Almost five months after running into fierce opposition from the public and disapproval from the Costa Mesa Planning Commission, a retooled proposal to demolish much of an existing strip mall on Bristol Street and replace it with a large self-storage facility won unanimous City Council approval Tuesday night.
The approved project entails flattening most of the Autoplex center at 375 Bristol so the property's owners can build 719 storage units in a two-story building.
About 12,500 square feet, or roughly a third, of the existing retail space will remain. Some of the center's current tenants will be allowed to stay, according to project spokesman Paul Freeman. They include Sandwich World, Dan's Autocare Express and Sushi Imari, Freeman said.
The property owners, Sanderson J. Ray Development of Newport Beach and Cardinal Development of Costa Mesa, also agreed to work toward undergrounding utility poles in front of the property.

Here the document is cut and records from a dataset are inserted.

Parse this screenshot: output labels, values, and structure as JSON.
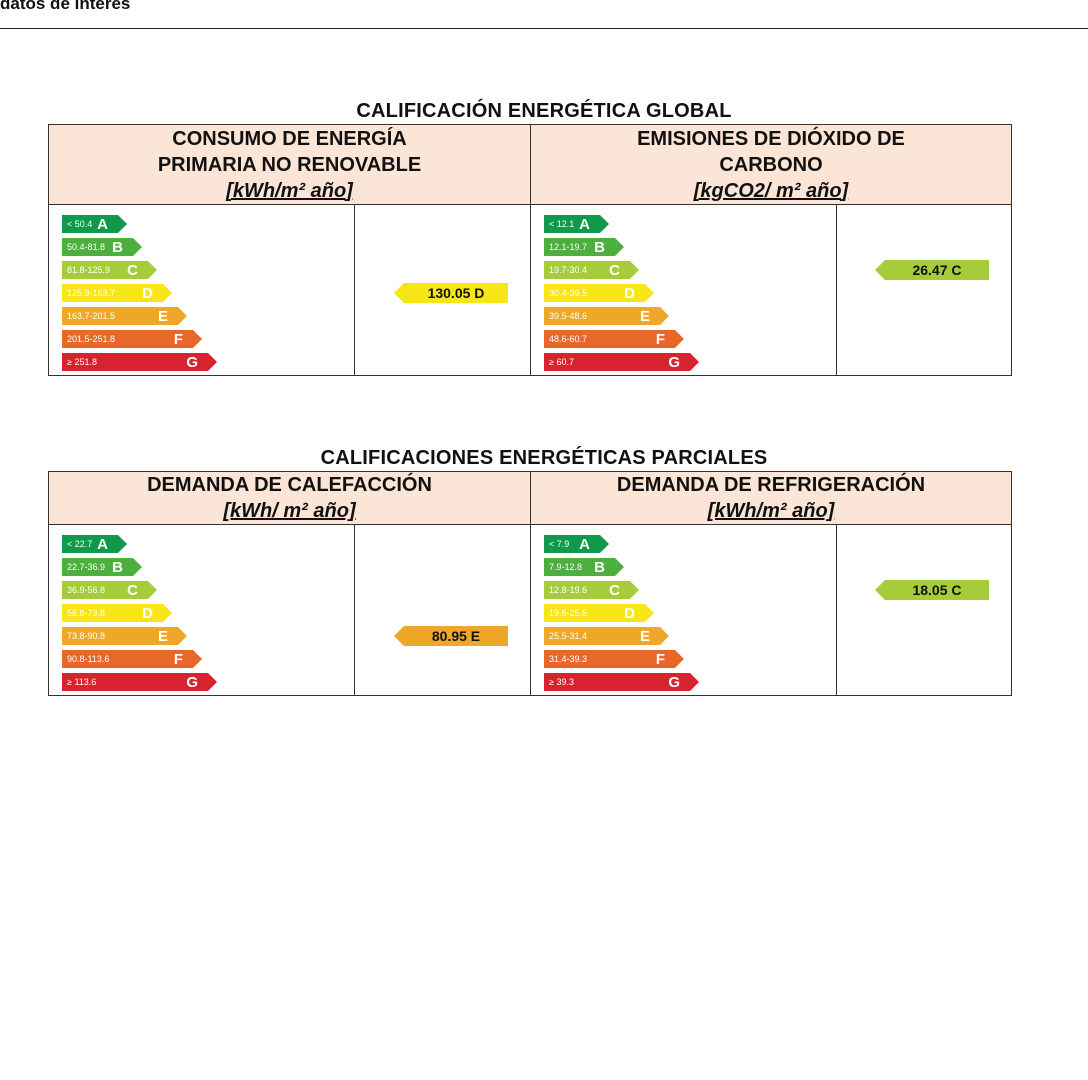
{
  "page_header": "datos de interés",
  "colors": {
    "A": "#0e9a48",
    "B": "#4caf3f",
    "C": "#a6cc3a",
    "D": "#f7e616",
    "E": "#efa729",
    "F": "#e7682a",
    "G": "#d8232f",
    "header_bg": "#fbe5d6"
  },
  "global": {
    "title": "CALIFICACIÓN ENERGÉTICA GLOBAL",
    "left": {
      "head_line1": "CONSUMO DE ENERGÍA",
      "head_line2": "PRIMARIA NO RENOVABLE",
      "unit": "[kWh/m² año]",
      "ranges": [
        "< 50.4",
        "50.4-81.8",
        "81.8-125.9",
        "125.9-163.7",
        "163.7-201.5",
        "201.5-251.8",
        "≥ 251.8"
      ],
      "rating_value": "130.05 D",
      "rating_letter": "D"
    },
    "right": {
      "head_line1": "EMISIONES DE DIÓXIDO DE",
      "head_line2": "CARBONO",
      "unit": "[kgCO2/ m² año]",
      "ranges": [
        "< 12.1",
        "12.1-19.7",
        "19.7-30.4",
        "30.4-39.5",
        "39.5-48.6",
        "48.6-60.7",
        "≥ 60.7"
      ],
      "rating_value": "26.47 C",
      "rating_letter": "C"
    }
  },
  "partial": {
    "title": "CALIFICACIONES ENERGÉTICAS PARCIALES",
    "left": {
      "head_line1": "DEMANDA DE CALEFACCIÓN",
      "head_line2": "",
      "unit": "[kWh/ m² año]",
      "ranges": [
        "< 22.7",
        "22.7-36.9",
        "36.9-56.8",
        "56.8-73.8",
        "73.8-90.8",
        "90.8-113.6",
        "≥ 113.6"
      ],
      "rating_value": "80.95 E",
      "rating_letter": "E"
    },
    "right": {
      "head_line1": "DEMANDA DE REFRIGERACIÓN",
      "head_line2": "",
      "unit": "[kWh/m² año]",
      "ranges": [
        "< 7.9",
        "7.9-12.8",
        "12.8-19.6",
        "19.6-25.5",
        "25.5-31.4",
        "31.4-39.3",
        "≥ 39.3"
      ],
      "rating_value": "18.05 C",
      "rating_letter": "C"
    }
  },
  "letters": [
    "A",
    "B",
    "C",
    "D",
    "E",
    "F",
    "G"
  ]
}
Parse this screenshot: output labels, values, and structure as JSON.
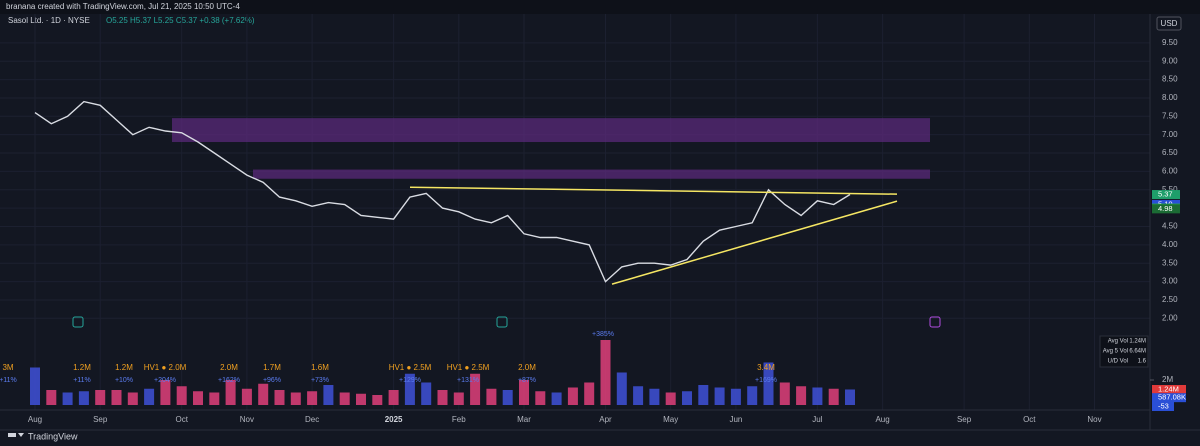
{
  "header": "branana created with TradingView.com, Jul 21, 2025 10:50 UTC-4",
  "currency": "USD",
  "footer": "TradingView",
  "chart_data": {
    "type": "line",
    "title": "Sasol Ltd. · 1D · NYSE",
    "subtitle": "O5.25 H5.37 L5.25 C5.37 +0.38 (+7.62%)",
    "categories": [
      "Aug",
      null,
      null,
      null,
      "Sep",
      null,
      null,
      null,
      null,
      "Oct",
      null,
      null,
      null,
      "Nov",
      null,
      null,
      null,
      "Dec",
      null,
      null,
      null,
      null,
      "2025",
      null,
      null,
      null,
      "Feb",
      null,
      null,
      null,
      "Mar",
      null,
      null,
      null,
      null,
      "Apr",
      null,
      null,
      null,
      "May",
      null,
      null,
      null,
      "Jun",
      null,
      null,
      null,
      null,
      "Jul",
      null,
      null,
      null,
      "Aug",
      null,
      null,
      null,
      null,
      "Sep",
      null,
      null,
      null,
      "Oct",
      null,
      null,
      null,
      "Nov",
      null
    ],
    "series": [
      {
        "color": "#d9dce3",
        "values": [
          7.6,
          7.3,
          7.5,
          7.9,
          7.8,
          7.4,
          7.0,
          7.2,
          7.1,
          7.05,
          6.8,
          6.5,
          6.2,
          5.9,
          5.7,
          5.3,
          5.2,
          5.05,
          5.15,
          5.1,
          4.8,
          4.75,
          4.7,
          5.3,
          5.4,
          5.0,
          4.9,
          4.7,
          4.6,
          4.8,
          4.3,
          4.2,
          4.2,
          4.1,
          4.0,
          3.0,
          3.4,
          3.5,
          3.5,
          3.45,
          3.6,
          4.1,
          4.4,
          4.5,
          4.6,
          5.5,
          5.1,
          4.8,
          5.2,
          5.1,
          5.37,
          null,
          null,
          null,
          null,
          null,
          null,
          null,
          null,
          null,
          null,
          null,
          null,
          null,
          null,
          null,
          null
        ]
      }
    ],
    "ylim": [
      1.6,
      9.85
    ],
    "yticks": [
      {
        "value": 2,
        "label": "2.00"
      },
      {
        "value": 2.5,
        "label": "2.50"
      },
      {
        "value": 3,
        "label": "3.00"
      },
      {
        "value": 3.5,
        "label": "3.50"
      },
      {
        "value": 4,
        "label": "4.00"
      },
      {
        "value": 4.5,
        "label": "4.50"
      },
      {
        "value": 5,
        "label": "5.00"
      },
      {
        "value": 5.5,
        "label": "5.50"
      },
      {
        "value": 6,
        "label": "6.00"
      },
      {
        "value": 6.5,
        "label": "6.50"
      },
      {
        "value": 7,
        "label": "7.00"
      },
      {
        "value": 7.5,
        "label": "7.50"
      },
      {
        "value": 8,
        "label": "8.00"
      },
      {
        "value": 8.5,
        "label": "8.50"
      },
      {
        "value": 9,
        "label": "9.00"
      },
      {
        "value": 9.5,
        "label": "9.50"
      }
    ],
    "grid": true,
    "zones": [
      {
        "values": [
          6.8,
          7.45
        ],
        "color": "#5a2a7a"
      },
      {
        "values": [
          5.8,
          6.05
        ],
        "color": "#5a2a7a"
      }
    ],
    "trendlines": [
      {
        "values": [
          5.57,
          5.38
        ],
        "color": "#f5e663"
      },
      {
        "values": [
          2.93,
          5.19
        ],
        "color": "#f5e663"
      }
    ],
    "price_tags": [
      {
        "value": 5.37,
        "label": "5.37",
        "color": "#1e9e6a"
      },
      {
        "value": 5.1,
        "label": "5.10",
        "color": "#2a4fd6"
      },
      {
        "value": 5.0,
        "label": "5.00",
        "color": "#27a844"
      },
      {
        "value": 4.98,
        "label": "4.98",
        "color": "#1b6b34"
      }
    ],
    "volume": {
      "values": [
        3.0,
        1.2,
        1.0,
        1.1,
        1.2,
        1.2,
        1.0,
        1.3,
        2.0,
        1.5,
        1.1,
        1.0,
        2.0,
        1.3,
        1.7,
        1.2,
        1.0,
        1.1,
        1.6,
        1.0,
        0.9,
        0.8,
        1.2,
        2.5,
        1.8,
        1.2,
        1.0,
        2.5,
        1.3,
        1.2,
        2.0,
        1.1,
        1.0,
        1.4,
        1.8,
        5.2,
        2.6,
        1.5,
        1.3,
        1.0,
        1.1,
        1.6,
        1.4,
        1.3,
        1.5,
        3.4,
        1.8,
        1.5,
        1.4,
        1.3,
        1.24,
        null,
        null,
        null,
        null,
        null,
        null,
        null,
        null,
        null,
        null,
        null,
        null,
        null,
        null,
        null,
        null
      ],
      "up_color": "#3f51d8",
      "down_color": "#e0407a",
      "ylim": [
        0,
        6
      ],
      "yticks": [
        {
          "value": 2,
          "label": "2M"
        }
      ],
      "tags": [
        {
          "value": 1.24,
          "label": "1.24M",
          "color": "#e03a3a"
        },
        {
          "value": 0.58708,
          "label": "587.08K",
          "color": "#2a4fd6"
        }
      ],
      "osc_tag": "-53",
      "annotations": [
        {
          "text": "3M",
          "sub": "+11%"
        },
        {
          "text": "1.2M",
          "sub": "+11%"
        },
        {
          "text": "1.2M",
          "sub": "+10%"
        },
        {
          "text": "HV1 ● 2.0M",
          "sub": "+204%"
        },
        {
          "text": "2.0M",
          "sub": "+162%"
        },
        {
          "text": "1.7M",
          "sub": "+96%"
        },
        {
          "text": "1.6M",
          "sub": "+73%"
        },
        {
          "text": "HV1 ● 2.5M",
          "sub": "+129%"
        },
        {
          "text": "HV1 ● 2.5M",
          "sub": "+131%"
        },
        {
          "text": "2.0M",
          "sub": "+87%"
        },
        {
          "text": "",
          "sub": "+385%"
        },
        {
          "text": "3.4M",
          "sub": "+169%"
        }
      ],
      "stats": [
        {
          "label": "Avg Vol",
          "value": "1.24M"
        },
        {
          "label": "Avg 5 Vol",
          "value": "6.64M"
        },
        {
          "label": "U/D Vol",
          "value": "1.6"
        }
      ]
    }
  }
}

Freeman said the new project will reduce traffic and "be a lot better looking, more vibrant, quieter and cleaner, environmentally speaking," compared with what's there now.

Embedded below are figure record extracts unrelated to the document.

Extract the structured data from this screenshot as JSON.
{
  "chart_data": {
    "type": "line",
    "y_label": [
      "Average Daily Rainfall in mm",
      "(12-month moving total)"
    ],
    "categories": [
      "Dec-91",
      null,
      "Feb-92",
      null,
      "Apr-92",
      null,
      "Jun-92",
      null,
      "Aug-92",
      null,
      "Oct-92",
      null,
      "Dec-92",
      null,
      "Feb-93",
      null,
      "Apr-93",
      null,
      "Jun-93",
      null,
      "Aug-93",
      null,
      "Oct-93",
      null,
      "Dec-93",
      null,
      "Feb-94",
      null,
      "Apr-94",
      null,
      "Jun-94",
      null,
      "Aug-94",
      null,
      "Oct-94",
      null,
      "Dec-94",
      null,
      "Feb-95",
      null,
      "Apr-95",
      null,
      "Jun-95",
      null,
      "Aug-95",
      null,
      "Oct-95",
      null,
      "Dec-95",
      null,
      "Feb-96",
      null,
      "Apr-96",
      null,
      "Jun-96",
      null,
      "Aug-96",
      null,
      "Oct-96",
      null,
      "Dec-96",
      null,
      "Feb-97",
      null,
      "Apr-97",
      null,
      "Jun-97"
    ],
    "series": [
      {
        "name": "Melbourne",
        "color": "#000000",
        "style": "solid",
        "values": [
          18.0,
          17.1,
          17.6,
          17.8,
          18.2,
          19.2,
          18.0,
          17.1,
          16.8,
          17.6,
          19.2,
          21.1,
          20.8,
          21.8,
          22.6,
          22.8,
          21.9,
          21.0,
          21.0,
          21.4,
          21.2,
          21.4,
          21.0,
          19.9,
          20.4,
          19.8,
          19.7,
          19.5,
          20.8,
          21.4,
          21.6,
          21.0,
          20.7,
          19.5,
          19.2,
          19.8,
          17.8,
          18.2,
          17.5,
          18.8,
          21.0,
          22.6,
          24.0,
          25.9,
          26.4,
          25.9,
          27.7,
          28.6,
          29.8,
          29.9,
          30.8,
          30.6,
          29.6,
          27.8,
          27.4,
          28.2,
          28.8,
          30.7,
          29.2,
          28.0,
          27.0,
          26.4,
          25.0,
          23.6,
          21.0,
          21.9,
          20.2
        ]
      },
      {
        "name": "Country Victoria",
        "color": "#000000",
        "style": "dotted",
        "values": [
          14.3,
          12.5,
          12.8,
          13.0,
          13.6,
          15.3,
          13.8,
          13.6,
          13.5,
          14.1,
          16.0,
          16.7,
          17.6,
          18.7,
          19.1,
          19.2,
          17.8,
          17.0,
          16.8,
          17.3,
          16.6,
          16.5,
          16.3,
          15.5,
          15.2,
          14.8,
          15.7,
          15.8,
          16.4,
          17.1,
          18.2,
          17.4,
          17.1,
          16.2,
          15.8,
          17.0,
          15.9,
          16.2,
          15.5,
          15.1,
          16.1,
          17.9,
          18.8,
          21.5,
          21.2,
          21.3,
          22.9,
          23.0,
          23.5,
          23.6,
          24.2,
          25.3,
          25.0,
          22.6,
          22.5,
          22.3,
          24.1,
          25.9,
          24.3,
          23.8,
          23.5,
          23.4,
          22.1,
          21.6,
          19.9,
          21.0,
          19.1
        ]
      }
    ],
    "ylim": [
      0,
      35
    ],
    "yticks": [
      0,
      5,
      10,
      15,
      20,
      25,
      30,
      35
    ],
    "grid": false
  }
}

The goal, Freeman said, is to break ground on the project near the end of 2017 and wrap up construction a year or so after that.

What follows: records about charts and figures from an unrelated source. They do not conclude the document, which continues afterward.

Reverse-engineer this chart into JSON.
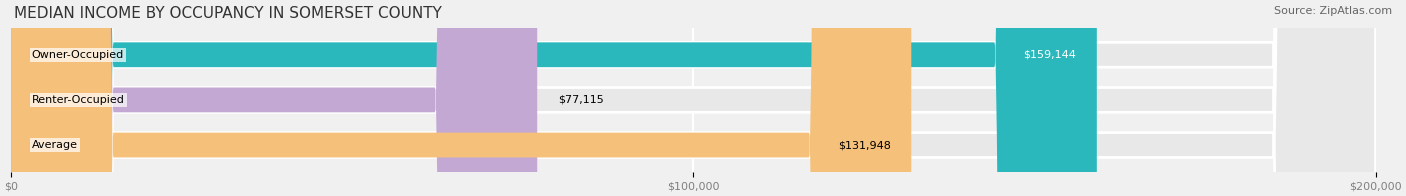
{
  "title": "MEDIAN INCOME BY OCCUPANCY IN SOMERSET COUNTY",
  "source": "Source: ZipAtlas.com",
  "categories": [
    "Owner-Occupied",
    "Renter-Occupied",
    "Average"
  ],
  "values": [
    159144,
    77115,
    131948
  ],
  "bar_colors": [
    "#2ab8bc",
    "#c4a8d4",
    "#f5c07a"
  ],
  "bar_labels": [
    "$159,144",
    "$77,115",
    "$131,948"
  ],
  "xlim": [
    0,
    200000
  ],
  "xticks": [
    0,
    100000,
    200000
  ],
  "xtick_labels": [
    "$0",
    "$100,000",
    "$200,000"
  ],
  "background_color": "#f0f0f0",
  "bar_background_color": "#e8e8e8",
  "title_fontsize": 11,
  "source_fontsize": 8,
  "label_fontsize": 8,
  "tick_fontsize": 8
}
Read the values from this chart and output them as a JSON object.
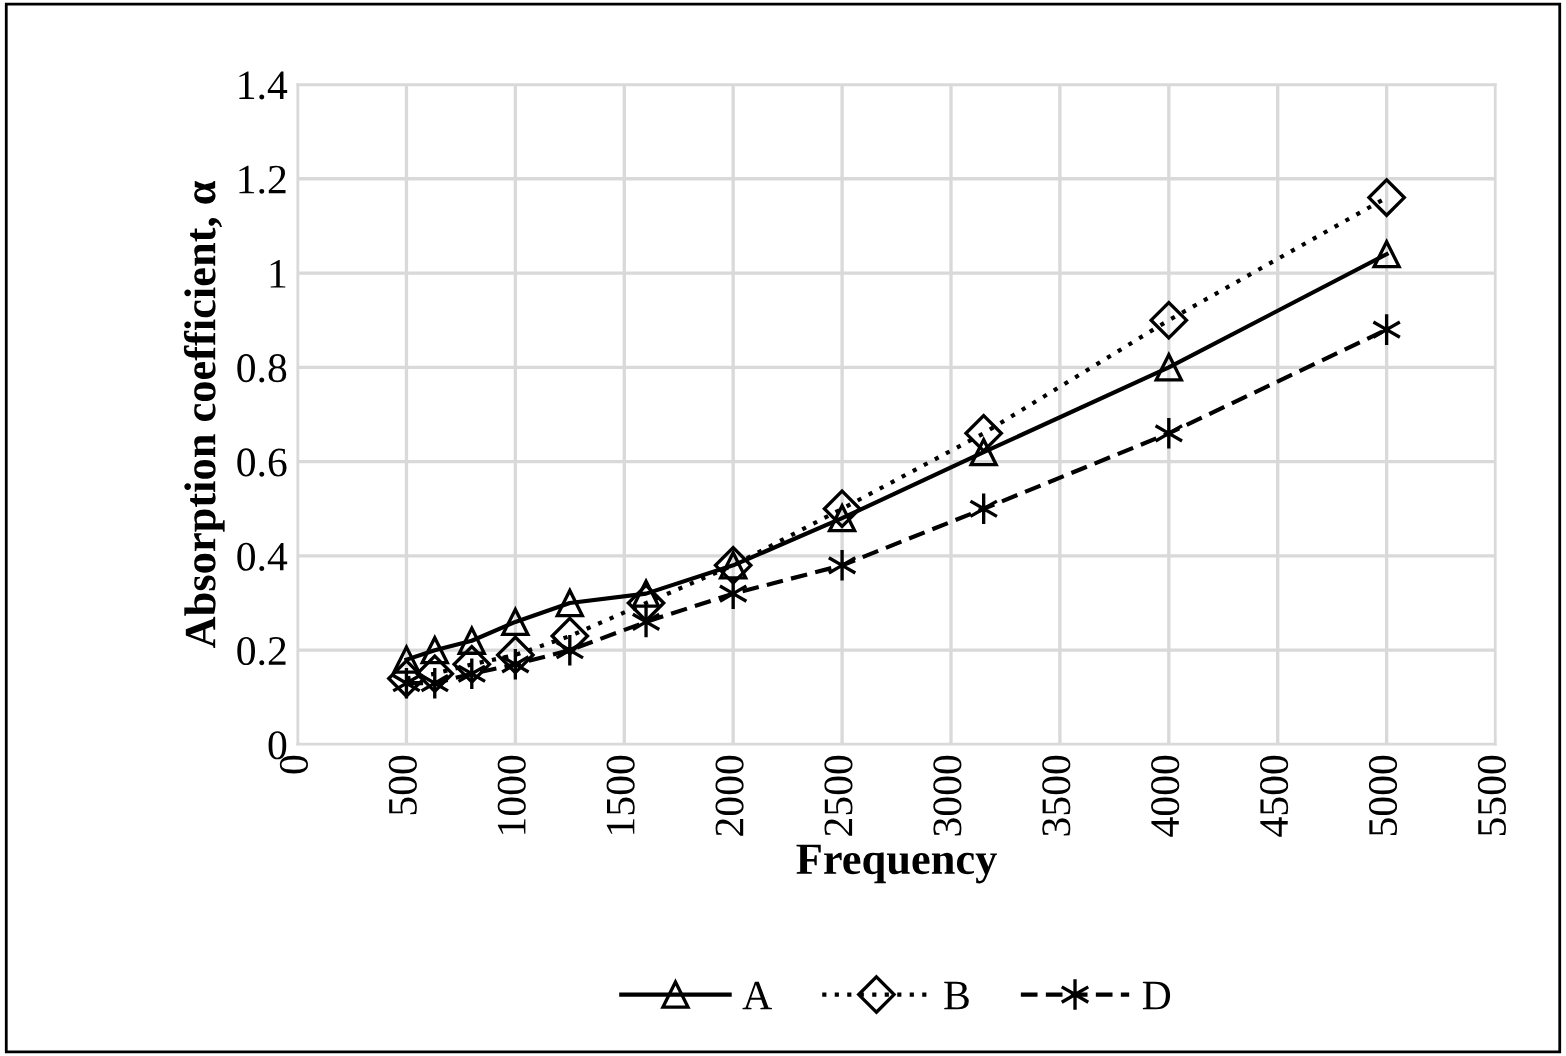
{
  "chart_data": {
    "type": "line",
    "xlabel": "Frequency",
    "ylabel": "Absorption coefficient, α",
    "x": [
      500,
      630,
      800,
      1000,
      1250,
      1600,
      2000,
      2500,
      3150,
      4000,
      5000
    ],
    "series": [
      {
        "name": "A",
        "color": "#000000",
        "marker": "triangle",
        "line_style": "solid",
        "values": [
          0.18,
          0.2,
          0.22,
          0.26,
          0.3,
          0.32,
          0.38,
          0.48,
          0.62,
          0.8,
          1.04
        ]
      },
      {
        "name": "B",
        "color": "#000000",
        "marker": "diamond",
        "line_style": "dotted",
        "values": [
          0.14,
          0.15,
          0.17,
          0.19,
          0.23,
          0.3,
          0.38,
          0.5,
          0.66,
          0.9,
          1.16
        ]
      },
      {
        "name": "D",
        "color": "#000000",
        "marker": "cross",
        "line_style": "dashed",
        "values": [
          0.13,
          0.13,
          0.15,
          0.17,
          0.2,
          0.26,
          0.32,
          0.38,
          0.5,
          0.66,
          0.88
        ]
      }
    ],
    "xlim": [
      0,
      5500
    ],
    "xticks": [
      0,
      500,
      1000,
      1500,
      2000,
      2500,
      3000,
      3500,
      4000,
      4500,
      5000,
      5500
    ],
    "ylim": [
      0,
      1.4
    ],
    "yticks": [
      0,
      0.2,
      0.4,
      0.6,
      0.8,
      1,
      1.2,
      1.4
    ],
    "grid": true,
    "legend": "bottom"
  }
}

Redeveloping the 3.2-acre site is necessary, he said, because the existing center is not economically viable in the long term.
The road to Tuesday's vote was rocky at times. Originally, the applicants had sought permission to raze the entire Autoplex to make way for 774 storage units and a freestanding 5,000-square-foot food hall.
Many Autoplex business owners rallied against that version of the project, saying it would shutter successful small businesses and put employees out of work.
Planning commissioners had qualms with the proposal when they first reviewed it in June and urged the property owners to work with the tenants who would be displaced.
Tensions between Autoplex tenants and ownership faded somewhat during a second Planning Commission hearing last month, with some tenants throwing their support behind the revised plan.
But a few people urged the commission to deny it, saying the project would still force some businesses to relocate, which could be difficult, if not impossible.
The commission unanimously endorsed the redesigned project Oct. 10.
Those who addressed the council on Tuesday spoke favorably of the proposal.
George Bean, owner of Sandwich World, said he's excited to see the property get a facelift and appreciates the property owners' efforts to work things out with tenants.
"We think they've been fair to us," Bean said. "We think they've been fair to the rest of the tenants."
Councilwoman Sandy Genis called the applicants' outreach to tenants "a model for anyone else who wants to redo a center."
In an interview Wednesday, Freeman called the outcome "a good one for everybody, so we feel good about it."
Sobeca amendment approved
Council members also voted Tuesday to approve an urban plan amendment to allow as many as 450 residential units, at densities of up to 40 units per acre, to be built in the city's Sobeca district — a 39-acre area around The Lab and The Camp shopping centers on Bristol Street.
The item originally was on the council's Oct. 17 agenda, but that meeting ended abruptly after Genis left the dais and walked out of City Hall in an attempt to prevent the amendment from being adopted.
Though the two other council members at that meeting, Mayor Steve Mensinger and Mayor Pro Tem Jim Righeimer, voted to pass the amendment as Genis left, there was uncertainty over whether that vote was sufficient to approve the item.
Because of the ambiguity, city staff placed it on Tuesday's agenda and it was approved 3-2, with Genis and Councilwoman Katrina Foley opposed.
The development capacities for Sobeca are already outlined in the recent update to the city's general plan, but the council needed to amend the urban plan to make the two documents consistent.